Protected characteristics

Background

Protected characteristics are described by the Equality & Human Rights Commission as characteristics which it is against the law (as per the Equality Act 2010) to discriminate against someone on the basis of. They include:

  • Age
  • Disability
  • Gender reassignment
  • Marriage & civil partnership
  • Maternity
  • Pregnancy
  • Race
  • Religion or belief
  • Sex
  • Sexual orientation

Some of these characteristics are expected to directly affect several health outcomes through unavoidable biological processes, e.g. ageing. However if discrimination against these groups is creating inequalities in service provision, then this would cause inequality in health outcomes beyond what is expected.

Age

Definition

Age is conventionally expressed in years as per NHS Data dictionary standards.

Codelists

Specific codelists are not needed to identify age in the OpenSAFELY platform.

Variables

Age is available as a variable in OpenSAFELY, by using the method age_as_of(). In the example below a variable named ‘age’ is created, which is an integer representing age in years for each patient at the specified date.

Example of use in research

The following paper shows an example where an age variable was used in OpenSAFELY, to test for differences in COVID-19 vaccination uptake between age bands.
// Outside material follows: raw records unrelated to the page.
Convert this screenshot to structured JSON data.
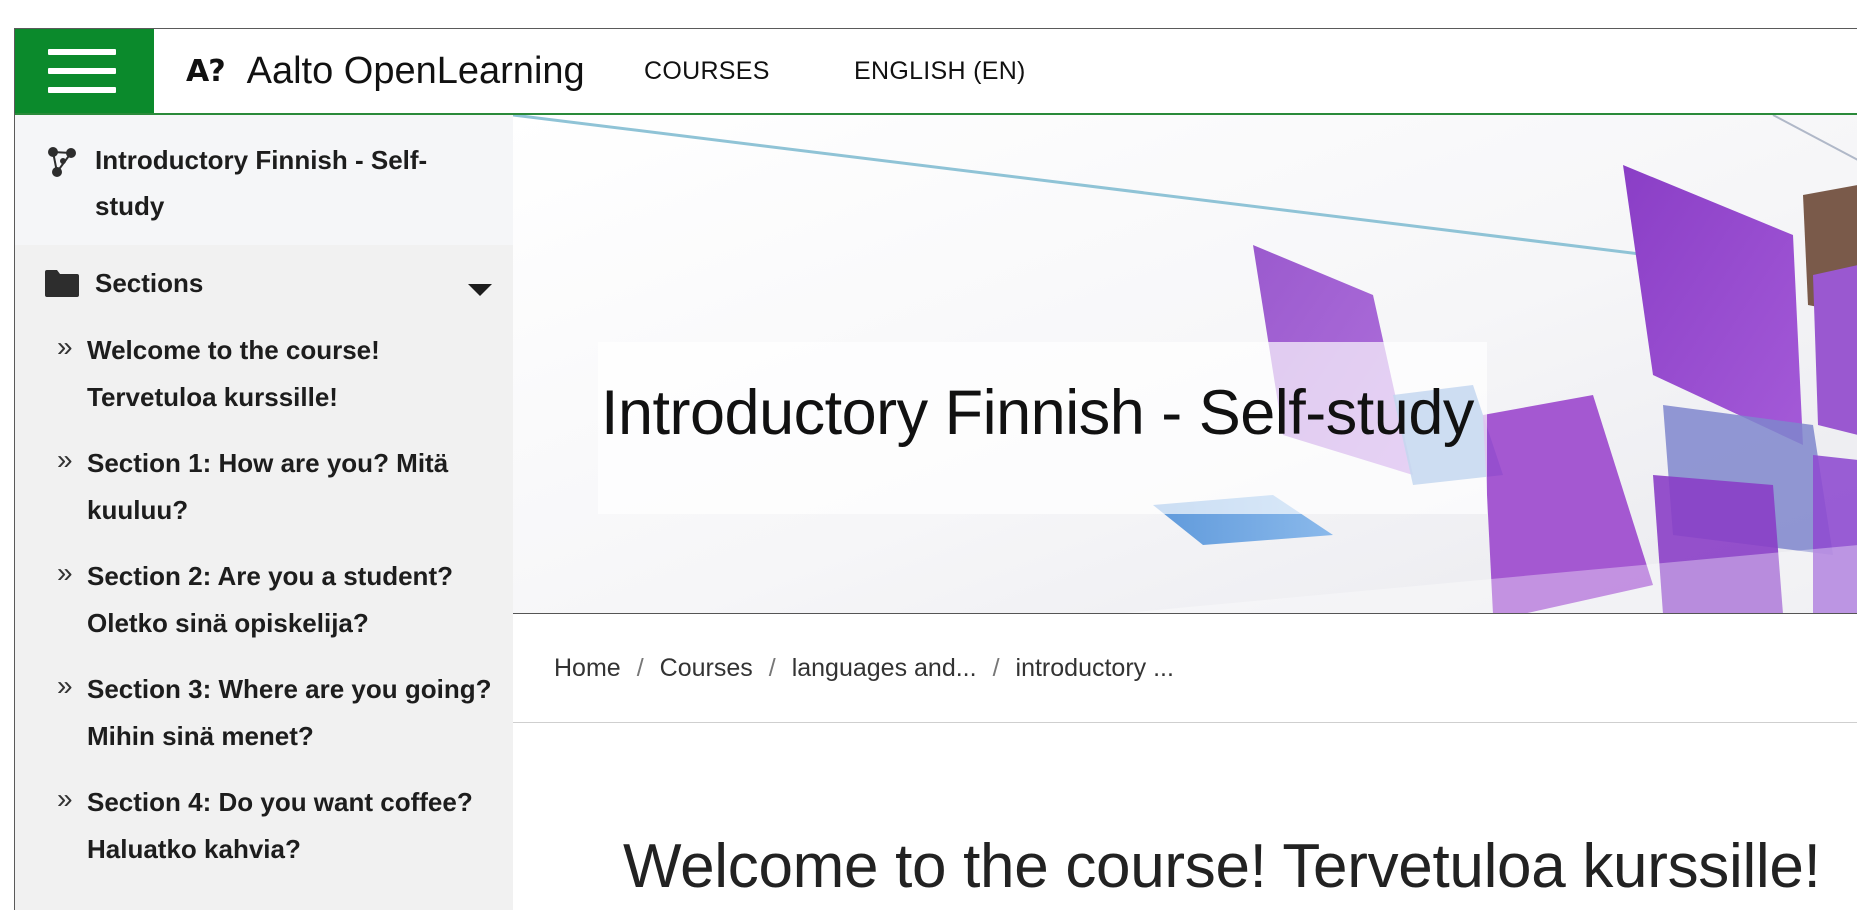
{
  "navbar": {
    "brand_mark": "A?",
    "brand_name": "Aalto OpenLearning",
    "links": [
      "COURSES",
      "ENGLISH (EN)"
    ]
  },
  "sidebar": {
    "course_title": "Introductory Finnish - Self-study",
    "sections_label": "Sections",
    "items": [
      "Welcome to the course! Tervetuloa kurssille!",
      "Section 1: How are you? Mitä kuuluu?",
      "Section 2: Are you a student? Oletko sinä opiskelija?",
      "Section 3: Where are you going? Mihin sinä menet?",
      "Section 4: Do you want coffee? Haluatko kahvia?"
    ]
  },
  "hero": {
    "title": "Introductory Finnish - Self-study"
  },
  "breadcrumb": [
    "Home",
    "Courses",
    "languages and...",
    "introductory ..."
  ],
  "main": {
    "heading": "Welcome to the course! Tervetuloa kurssille!"
  },
  "colors": {
    "brand_green": "#0b8a2c",
    "sidebar_bg": "#f1f1f1"
  }
}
  • Title: Trends and clinical characteristics of COVID-19 vaccine recipients: a federated analysis of 57.9 million patients’ primary care records in situ using OpenSAFELY
  • DOI: https://doi.org/10.3399/BJGP.2021.0376
  • Figure showing COVID-19 vaccination uptake in various patient groups, including age band:

Strengths and limitations of this curation approach
  • In our experience, age is rarely inaccurate or missing in the medical record, although we have not yet formally assessed accuracy or missingness.
  • Researchers may group age-bands in various ways to aid pragmatic analysis, this involves subjective judgement. Age-bands should be sufficiently narrow to avoid age-related inequalities being hidden within an overly wide age-band, and should take into consideration whether age-related inequalities are suspected around particular ages for the dependent variable.
  • Note that the patient’s date of birth is rounded down to the first of the month, and age is derived from this rounded date.